Dr. James Hiram Bedford, a psychology professor, grabbed the opportunity and was established as their candidate. Dr. Bedford suffered from kidney cancer that later metastasized into his lungs. At that time, his condition was untreatable. Fifty years ago, on January 12, 1967, Dr. Bedford became the first person to undergo cryonic preservation with the intent of future resuscitation. He was seventy-three years old at the time of his death. Dr. Bedford left $100,000 to cryonics research by means of a trust established by his will.
Cryonics is defined as the low-temperature preservation of humans who cannot be sustained by contemporary medicine, with the hope that their resuscitation and restoration to full health may be possible in the future.
Dr. Bedford’s body was frozen a few hours after his death, which was due to natural causes related to his cancer. Cryonics Society of California (CSC) that was headed by Robert Nelson actually did this first human freezing under cryonics-controlled (non-mortuary) conditions. His body was maintained in liquid nitrogen, first by his family and with several transfers, it is now at The Alcor Life Extension Foundation, most often referred to as Alcor, where it still lies frozen today.

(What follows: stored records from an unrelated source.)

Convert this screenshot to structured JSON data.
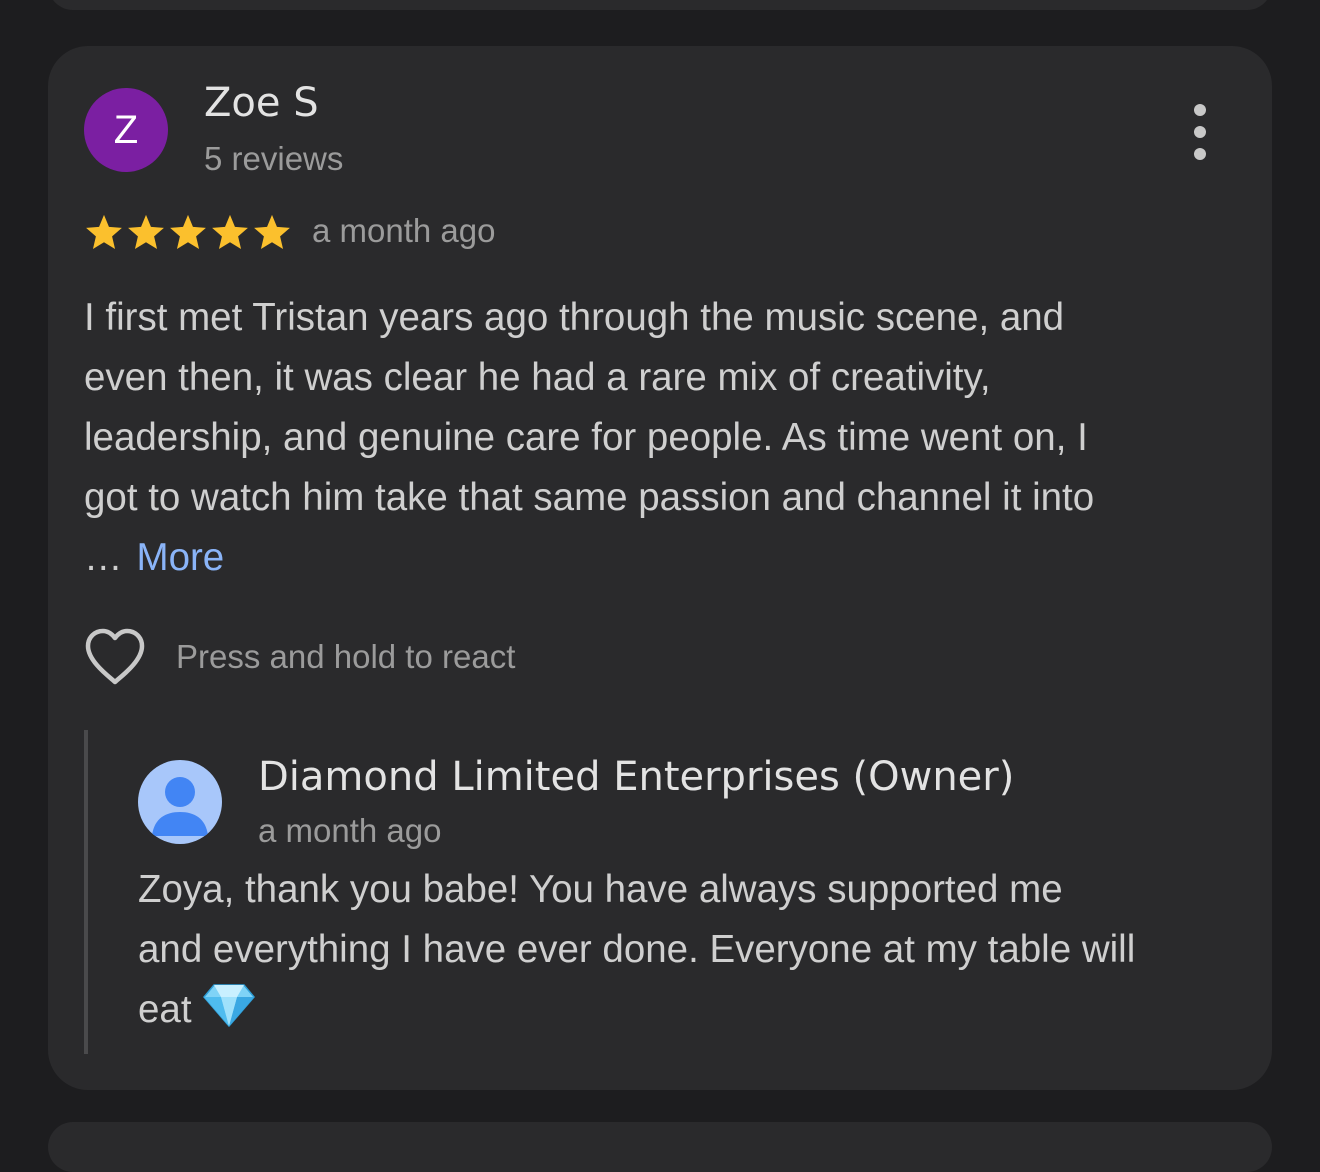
{
  "colors": {
    "background": "#1d1d1f",
    "card": "#2a2a2c",
    "avatar": "#7b1fa2",
    "owner_avatar": "#a8c7fa",
    "owner_avatar_figure": "#4285f4",
    "star": "#fbc02d",
    "link": "#8ab4f8"
  },
  "review": {
    "avatar_letter": "Z",
    "reviewer_name": "Zoe S",
    "review_count": "5 reviews",
    "rating": 5,
    "rating_max": 5,
    "time_ago": "a month ago",
    "body_lines": [
      "I first met Tristan years ago through the music scene, and",
      "even then, it was clear he had a rare mix of creativity,",
      "leadership, and genuine care for people. As time went on, I",
      "got to watch him take that same passion and channel it into"
    ],
    "ellipsis": "…",
    "more_label": "More",
    "menu_icon": "more-vert-icon"
  },
  "reactions": {
    "icon": "heart-outline-icon",
    "label": "Press and hold to react"
  },
  "owner_reply": {
    "avatar_icon": "person-icon",
    "owner_name": "Diamond Limited Enterprises (Owner)",
    "time_ago": "a month ago",
    "lines": [
      "Zoya, thank you babe! You have always supported me",
      "and everything I have ever done. Everyone at my table will",
      "eat"
    ],
    "emoji": "💎",
    "emoji_icon": "gem-icon"
  }
}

Over the next year and a half Nelson froze four others, who were kept in dry ice at a mortuary. It appears from court documents that he quietly let the four bodies at Chatsworth thaw, not later than around the end of 1971. Nelson’s freezing operations ended with the thawing of two bodies in April of 1979. In total there were nine frozen people stored, thawed, and decomposed at the Chatsworth site by Nelson. Chatsworth became a byword for disaster in cryonics, and Nelson was castigated as a liar, cheat, and even called a mass-murderer by some in cryonics. Others in the industry viewed him and his meagerly-funded operation more sympathetically.
It has been reported that about 250 humans are currently cryopreserved in this country. There are also about 1,500 other people who have completed provisions for this procedure. Most of both groups are with Alcor, along with a few dozen pets. No human has yet been restored after being cryonically preserved. I will note that some people have been restored to normal functioning after being completely submerged in cold water for more than an hour.